Off the shelf 2-month program, no. But I can tell you what I do. I climb a lot of hills at a variety of different intensities.
Here are the workouts that I use throughout the year:
Strength work: 2-3 hours climbing in a bigger than normal gear, in the saddle.
Power work: 3-3.5 hours climbing at tempo pace (76%-85% of max HR).
Power intervals: intervals performed near lactate threshold (86%-93% of max HR). Length of interval from 15-20 minutes, 60-90 minutes total time near threshold.
Endurance work: 4-7 hours over varied terrain, just below tempo pace.
I'll do one strength ride per week, only early in the season. Power work I'll do once or twice, power intervals once, endurance ride once. The other days of the week are recovery rides.
The best climbers have the highest power-to-weight ratios. If you want to climb faster, work to increase your power and decrese your weight. A good bike fit helps, also, since it allows you to put more force into the pedals.
Most training programs will have some form of these workouts in them. You can tailor them to suit your personal needs. If your local hill is only 2.5k, you can turn hill repeats into intervals. Warm up first, blast up to the top, coast back down, repeat. Some people claim that short anaerobic intervals help improve aerobic climbing performance, but I'm not convinced.
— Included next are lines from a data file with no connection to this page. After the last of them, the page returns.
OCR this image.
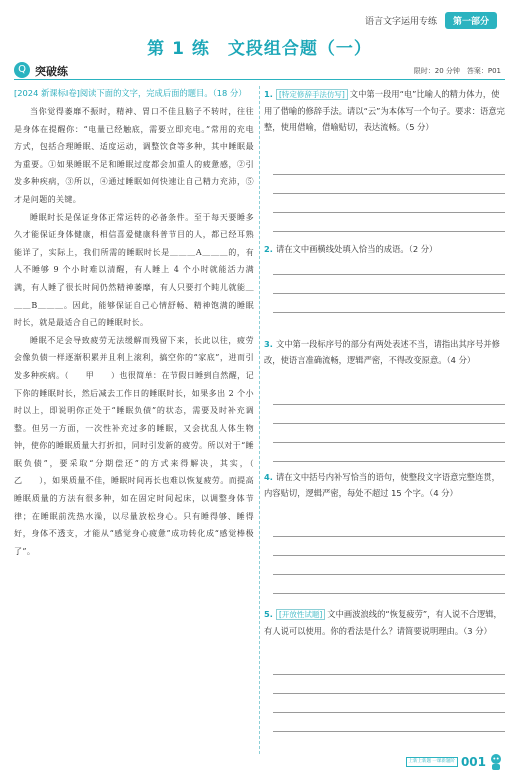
语言文字运用专练	第一部分
第 1 练　文段组合题（一）
Q 突破练	限时：20 分钟　答案：P01
[2024 新课标Ⅰ卷]阅读下面的文字，完成后面的题目。（18 分）

当你觉得萎靡不振时，精神、胃口不佳且脑子不转时，往往是身体在提醒你：“电量已经触底，需要立即充电。”常用的充电方式，包括合理睡眠、适度运动，调整饮食等多种，其中睡眠最为重要。①如果睡眠不足和睡眠过度都会加重人的疲惫感，②引发多种疾病，③所以，④通过睡眠如何快速让自己精力充沛，⑤才是问题的关键。

睡眠时长是保证身体正常运转的必备条件。至于每天要睡多久才能保证身体健康，相信喜爱健康科普节目的人，都已经耳熟能详了，实际上，我们所需的睡眠时长是＿＿＿A＿＿＿的，有人不睡够 9 个小时难以清醒，有人睡上 4 个小时就能活力满满，有人睡了很长时间仍然精神萎靡，有人只要打个盹儿就能＿＿＿B＿＿＿。因此，能够保证自己心情舒畅、精神饱满的睡眠时长，就是最适合自己的睡眠时长。

睡眠不足会导致疲劳无法缓解而残留下来，长此以往，疲劳会像负债一样逐渐积累并且利上滚利，搞空你的“家底”，进而引发多种疾病。（　　甲　　）也很简单：在节假日睡到自然醒，记下你的睡眠时长，然后减去工作日的睡眠时长，如果多出 2 个小时以上，即说明你正处于“睡眠负债”的状态，需要及时补充调整。但另一方面，一次性补充过多的睡眠，又会扰乱人体生物钟，使你的睡眠质量大打折扣，同时引发新的疲劳。所以对于“睡眠负债”，要采取“分期偿还”的方式来得解决，其实，（　　乙　　），如果质量不佳，睡眠时间再长也难以恢复疲劳。而提高睡眠质量的方法有很多种，如在固定时间起床，以调整身体节律；在睡眠前洗热水澡，以尽量放松身心。只有睡得够、睡得好，身体不透支，才能从“感觉身心疲惫”成功转化成“感觉棒极了”。

1. [特定修辞手法仿写] 文中第一段用“电”比喻人的精力体力，使用了借喻的修辞手法。请以“云”为本体写一个句子。要求：语意完整，使用借喻，借喻贴切，表达流畅。（5 分）
2. 请在文中画横线处填入恰当的成语。（2 分）
3. 文中第一段标序号的部分有两处表述不当，请指出其序号并修改，使语言准确流畅，逻辑严密，不得改变原意。（4 分）
4. 请在文中括号内补写恰当的语句，使整段文字语意完整连贯，内容贴切，逻辑严密，每处不超过 15 个字。（4 分）
5. [开放性试题] 文中画波浪线的“恢复疲劳”，有人说不合逻辑，有人说可以使用。你的看法是什么？请简要说明理由。（3 分）
上新上新题 一课新题阶 001
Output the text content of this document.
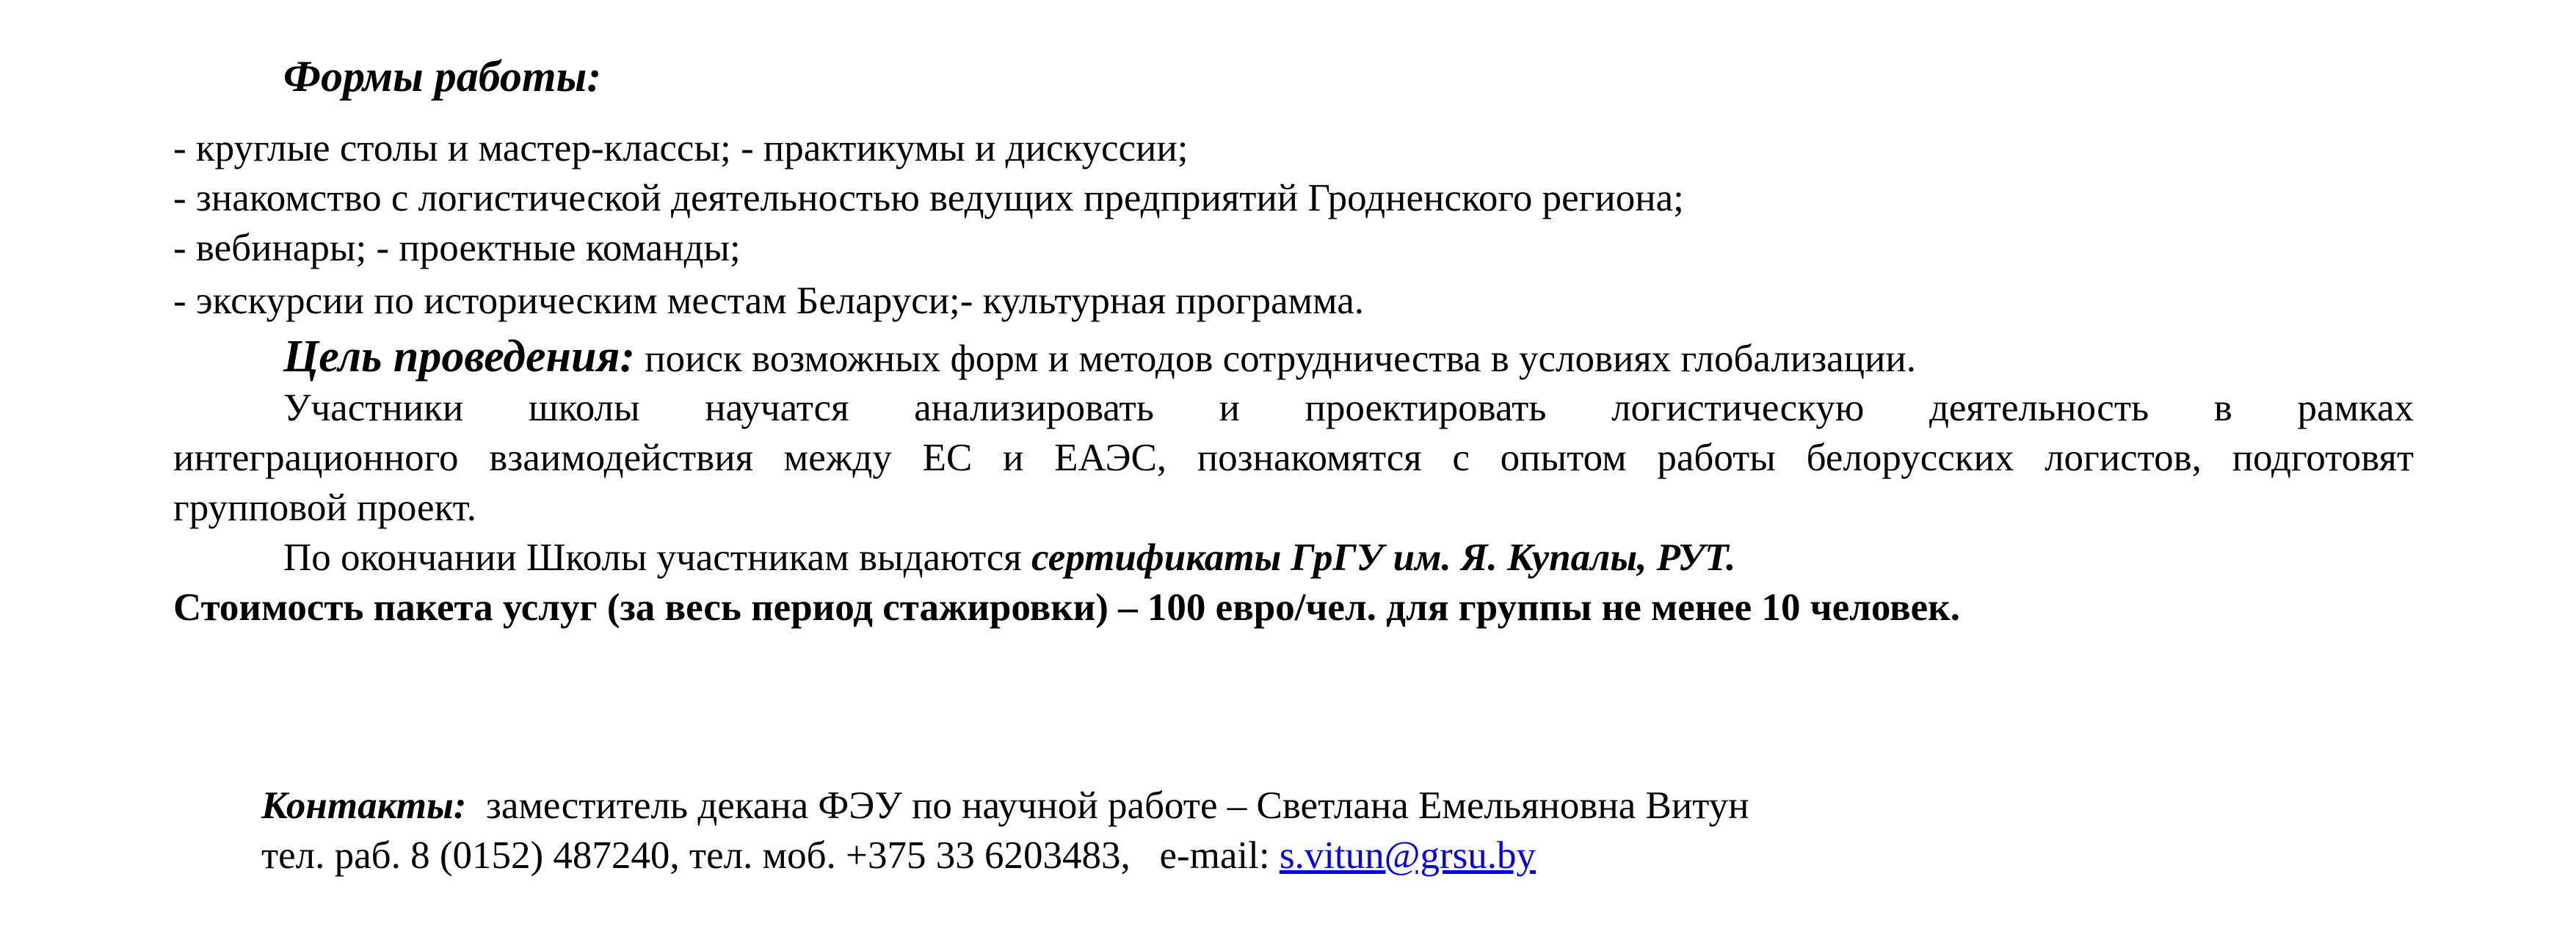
Формы работы:
- круглые столы и мастер-классы; - практикумы и дискуссии;
- знакомство с логистической деятельностью ведущих предприятий Гродненского региона;
- вебинары; - проектные команды;
- экскурсии по историческим местам Беларуси;- культурная программа.
Цель проведения: поиск возможных форм и методов сотрудничества в условиях глобализации.
Участники школы научатся анализировать и проектировать логистическую деятельность в рамках
интеграционного взаимодействия между ЕС и ЕАЭС, познакомятся с опытом работы белорусских логистов, подготовят
групповой проект.
По окончании Школы участникам выдаются сертификаты ГрГУ им. Я. Купалы, РУТ.
Стоимость пакета услуг (за весь период стажировки) – 100 евро/чел. для группы не менее 10 человек.
Контакты:  заместитель декана ФЭУ по научной работе – Светлана Емельяновна Витун
тел. раб. 8 (0152) 487240, тел. моб. +375 33 6203483,   e-mail: s.vitun@grsu.by
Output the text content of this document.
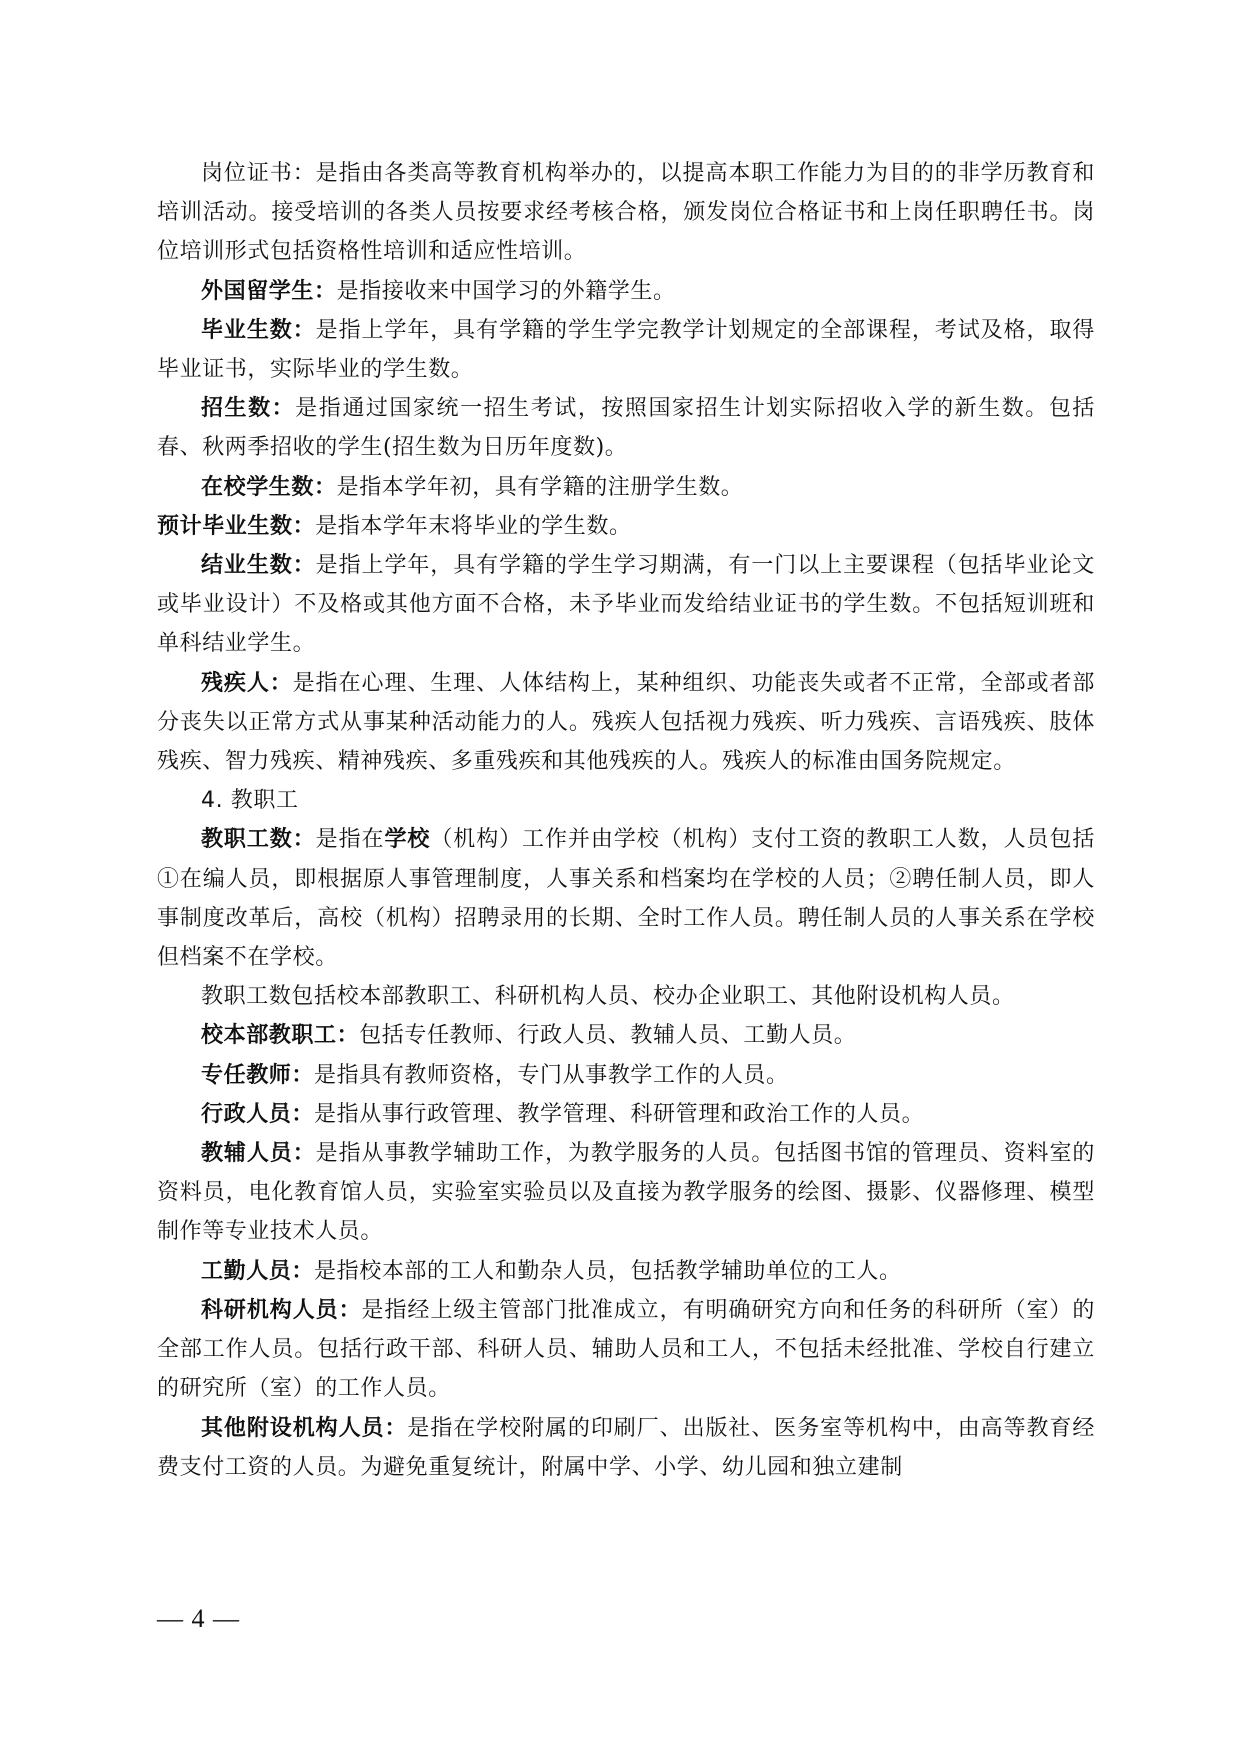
岗位证书：是指由各类高等教育机构举办的，以提高本职工作能力为目的的非学历教育和培训活动。接受培训的各类人员按要求经考核合格，颁发岗位合格证书和上岗任职聘任书。岗位培训形式包括资格性培训和适应性培训。

外国留学生：是指接收来中国学习的外籍学生。

毕业生数：是指上学年，具有学籍的学生学完教学计划规定的全部课程，考试及格，取得毕业证书，实际毕业的学生数。

招生数：是指通过国家统一招生考试，按照国家招生计划实际招收入学的新生数。包括春、秋两季招收的学生(招生数为日历年度数)。

在校学生数：是指本学年初，具有学籍的注册学生数。

预计毕业生数：是指本学年末将毕业的学生数。

结业生数：是指上学年，具有学籍的学生学习期满，有一门以上主要课程（包括毕业论文或毕业设计）不及格或其他方面不合格，未予毕业而发给结业证书的学生数。不包括短训班和单科结业学生。

残疾人：是指在心理、生理、人体结构上，某种组织、功能丧失或者不正常，全部或者部分丧失以正常方式从事某种活动能力的人。残疾人包括视力残疾、听力残疾、言语残疾、肢体残疾、智力残疾、精神残疾、多重残疾和其他残疾的人。残疾人的标准由国务院规定。

4. 教职工

教职工数：是指在学校（机构）工作并由学校（机构）支付工资的教职工人数，人员包括①在编人员，即根据原人事管理制度，人事关系和档案均在学校的人员；②聘任制人员，即人事制度改革后，高校（机构）招聘录用的长期、全时工作人员。聘任制人员的人事关系在学校但档案不在学校。

教职工数包括校本部教职工、科研机构人员、校办企业职工、其他附设机构人员。

校本部教职工：包括专任教师、行政人员、教辅人员、工勤人员。

专任教师：是指具有教师资格，专门从事教学工作的人员。

行政人员：是指从事行政管理、教学管理、科研管理和政治工作的人员。

教辅人员：是指从事教学辅助工作，为教学服务的人员。包括图书馆的管理员、资料室的资料员，电化教育馆人员，实验室实验员以及直接为教学服务的绘图、摄影、仪器修理、模型制作等专业技术人员。

工勤人员：是指校本部的工人和勤杂人员，包括教学辅助单位的工人。

科研机构人员：是指经上级主管部门批准成立，有明确研究方向和任务的科研所（室）的全部工作人员。包括行政干部、科研人员、辅助人员和工人，不包括未经批准、学校自行建立的研究所（室）的工作人员。

其他附设机构人员：是指在学校附属的印刷厂、出版社、医务室等机构中，由高等教育经费支付工资的人员。为避免重复统计，附属中学、小学、幼儿园和独立建制

— 4 —
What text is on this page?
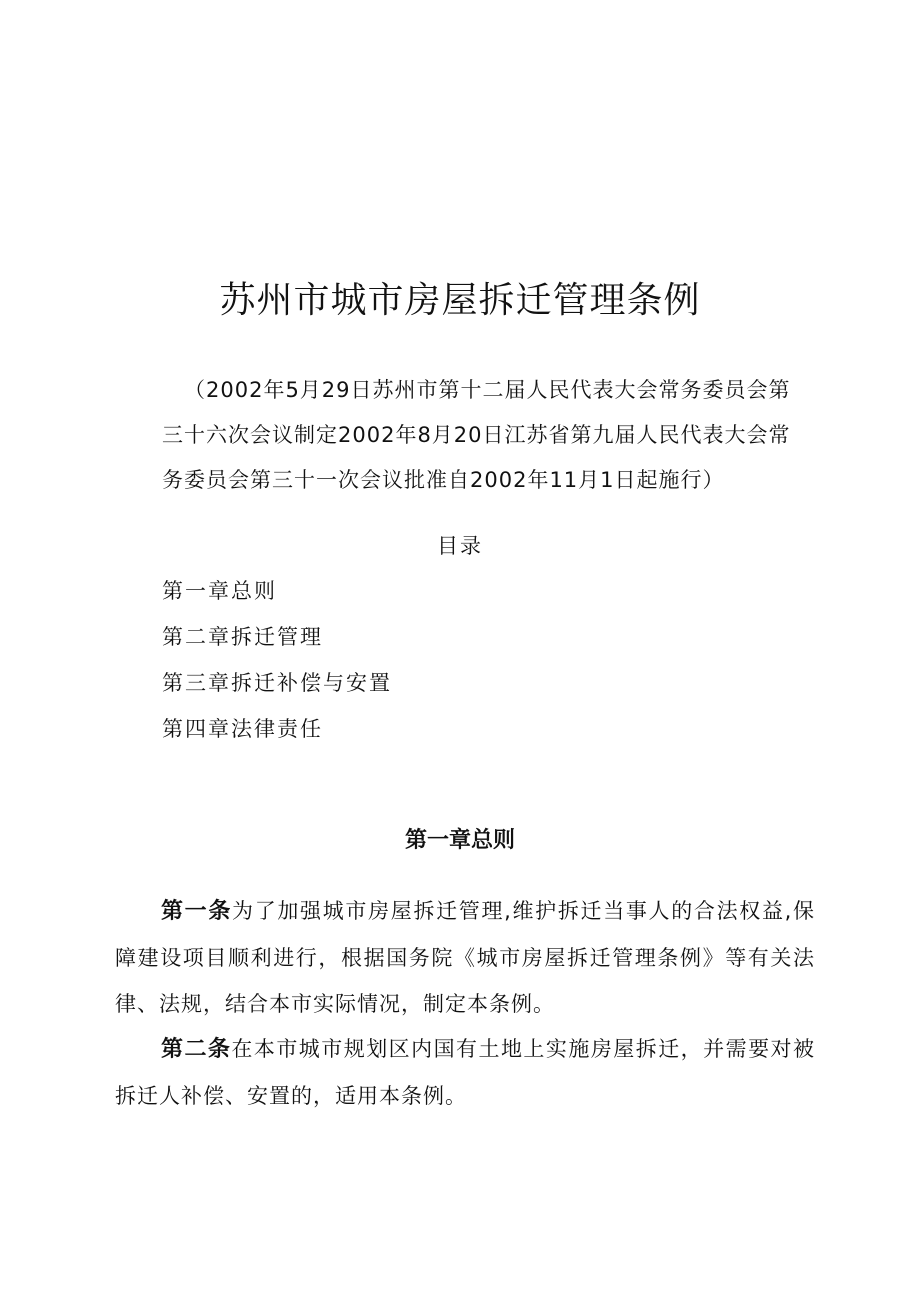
苏州市城市房屋拆迁管理条例

（2002年5月29日苏州市第十二届人民代表大会常务委员会第三十六次会议制定2002年8月20日江苏省第九届人民代表大会常务委员会第三十一次会议批准自2002年11月1日起施行）

目录
第一章总则
第二章拆迁管理
第三章拆迁补偿与安置
第四章法律责任
第一章总则

第一条为了加强城市房屋拆迁管理,维护拆迁当事人的合法权益,保障建设项目顺利进行，根据国务院《城市房屋拆迁管理条例》等有关法律、法规，结合本市实际情况，制定本条例。

第二条在本市城市规划区内国有土地上实施房屋拆迁，并需要对被拆迁人补偿、安置的，适用本条例。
I haven't incorporated them yet, maybe because they're painful.
Last edited by terrymorse; 04-18-05 at 05:23 PM.
Reason: fixed typo
Santa Cruz Chameleon, Cannondale R800 (CAAD4) with Dura-Ace upgrade
Climb, my friend. Climb. There is no quick routine to get better. As with other riding you need base miles. Climbing miles and miles at moderate intensity. Then start to climb with speed (aka intervals) etc.